- Born: April 15, 1975 (age 51) Salt Lake City, Utah, U.S.
- Education: Brigham Young University (BA) Harvard Law School (JD)
- Occupations: Associate professor, William & Mary Law School, teaching contracts, law and religion, secured transactions
- Spouse: Heather Bennett Oman
- Parent(s): Richard G.and Pamela Oman, Susan Staker
- Website: W&M – Nathan Oman

= Nathan Oman =

American law professor

Nathan Bryan "Nate" Oman (born April 15, 1975) is the Rollins Professor of Law at the law school of the College of William & Mary. He is a legal scholar and educator. In 2006, he became an assistant professor at William & Mary's law school. In 2003, Oman founded Times & Seasons, a Mormon blog.

== Biography ==
Oman was raised in Salt Lake City, Utah. He served a mission for the LDS Church in South Korea. Oman holds a BA in political science from Brigham Young University and a JD from Harvard Law School.

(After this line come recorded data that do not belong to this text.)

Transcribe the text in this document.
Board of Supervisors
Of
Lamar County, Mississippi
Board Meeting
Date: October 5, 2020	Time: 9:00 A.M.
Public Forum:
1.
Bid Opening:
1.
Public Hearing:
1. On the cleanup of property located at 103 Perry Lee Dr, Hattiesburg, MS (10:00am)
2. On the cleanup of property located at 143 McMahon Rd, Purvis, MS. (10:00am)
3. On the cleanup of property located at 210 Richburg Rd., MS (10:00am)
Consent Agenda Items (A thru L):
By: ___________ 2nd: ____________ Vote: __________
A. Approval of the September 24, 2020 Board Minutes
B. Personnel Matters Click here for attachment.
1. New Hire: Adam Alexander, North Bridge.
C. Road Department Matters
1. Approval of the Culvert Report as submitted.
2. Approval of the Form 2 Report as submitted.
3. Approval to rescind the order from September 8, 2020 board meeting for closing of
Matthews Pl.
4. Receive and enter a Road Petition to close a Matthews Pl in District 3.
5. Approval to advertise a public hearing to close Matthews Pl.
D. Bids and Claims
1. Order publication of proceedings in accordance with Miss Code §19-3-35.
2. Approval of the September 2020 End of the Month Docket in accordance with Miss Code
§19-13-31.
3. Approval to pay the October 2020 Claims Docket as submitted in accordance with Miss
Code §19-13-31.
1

He worked on the staff of Senator Mitch McConnell before going to law school. He clerked for Judge Morris S. Arnold. Prior to joining the faculty of William and Mary, Oman was a practicing lawyer in Washington, DC. Oman has been a visiting professor at Hebrew University, Cornell Law School, and the University of Richmond Law School.

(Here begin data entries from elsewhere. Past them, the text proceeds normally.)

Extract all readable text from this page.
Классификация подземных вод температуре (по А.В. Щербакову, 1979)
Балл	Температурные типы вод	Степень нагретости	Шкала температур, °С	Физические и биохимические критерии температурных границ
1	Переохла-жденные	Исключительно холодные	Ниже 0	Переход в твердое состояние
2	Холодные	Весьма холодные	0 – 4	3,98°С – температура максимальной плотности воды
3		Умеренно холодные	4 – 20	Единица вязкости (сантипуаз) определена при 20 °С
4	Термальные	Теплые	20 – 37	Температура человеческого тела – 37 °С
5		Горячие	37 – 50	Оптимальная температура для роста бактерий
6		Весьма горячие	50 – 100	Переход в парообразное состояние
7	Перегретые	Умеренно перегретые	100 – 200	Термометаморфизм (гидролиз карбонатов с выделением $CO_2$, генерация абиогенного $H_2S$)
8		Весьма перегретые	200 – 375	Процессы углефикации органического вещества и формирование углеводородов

Oman is the son of Richard G. Oman, an art curator at the LDS Church History Museum and an expert on LDS art. His mother is Susan Staker, retired, former editorial director at Adobe Systems and editor for Sunstone magazine and Signature Books.

Oman and his wife, Heather Bennett, are the parents of two children.

== Writings ==
Oman specializes in contract law, the foundations of private law, and law and religion. Oman's work has appeared in such law journals as the Harvard Law Review, Michigan Law Review, Georgetown Law Journal, Minnesota Law Review, Iowa Law Review, and BYU Law Review. He has also been a frequent presenter at conferences of the J. Reuben Clark Law Society.

He wrote an article on the 2008 Mitt Romney presidential campaign for the San Francisco Chronicle. In addition, he has published op-eds in the National Review, The Washington Times, and The Richmond-Times Dispatch. Since late 2010 he has been a regular columnist for the Deseret News.

In late 2010 Oman criticized the US auto bailout: "Taxpayer money became vital to GM's and Chrysler's continued survival precisely because the presence of taxpayer money understandably scared away private investors. ... [The two auto giants] could have gone through bankruptcy like everyone else. It did, however, undermine the trust on which successful capitalism depends."

Oman has written on many themes related to Mormon studies, contributing to Dialogue: A Journal of Mormon Thought, the FARMS Review, BYU Studies, Element: The Journal of the Society for Mormon Philosophy and Theology and wrote articles on legal themes for Mormonism: A Historical Encyclopedia and contributed the article on Mormons for the forthcoming Encyclopedia of the Supreme Court of the United States.

Oman along with Alan Meese wrote for the Harvard Law Review Forum an in-depth analysis of Burwell v. Hobby Lobby and the question of whether the Religious Freedom Restoration Act should apply, arguing that actions of corporations are within the intended scope of religious freedom.

Another recent work by Oman was International Legal Experience and the Mormon Theology of the State, 1945–2012 published in the Iowa Law Review.

Oman is the author of The Dignity of Commerce: Markets and the Moral Foundations of Contract Law published by the University of Chicago Press.

California Appellate Law Group's Anna-Rose Mathieson and Oman co-authored a friend-of-the-court briefs signed by Oman and twenty additional Mormon studies scholars and filed with the US Supreme Court with regard to the Court's review of the Trump Administration's travel bans. The brief draws parallels between historical US government-sanctioned and promoted anti-Mormon with the anti-Muslim atmosphere surrounding the proposed ban currently.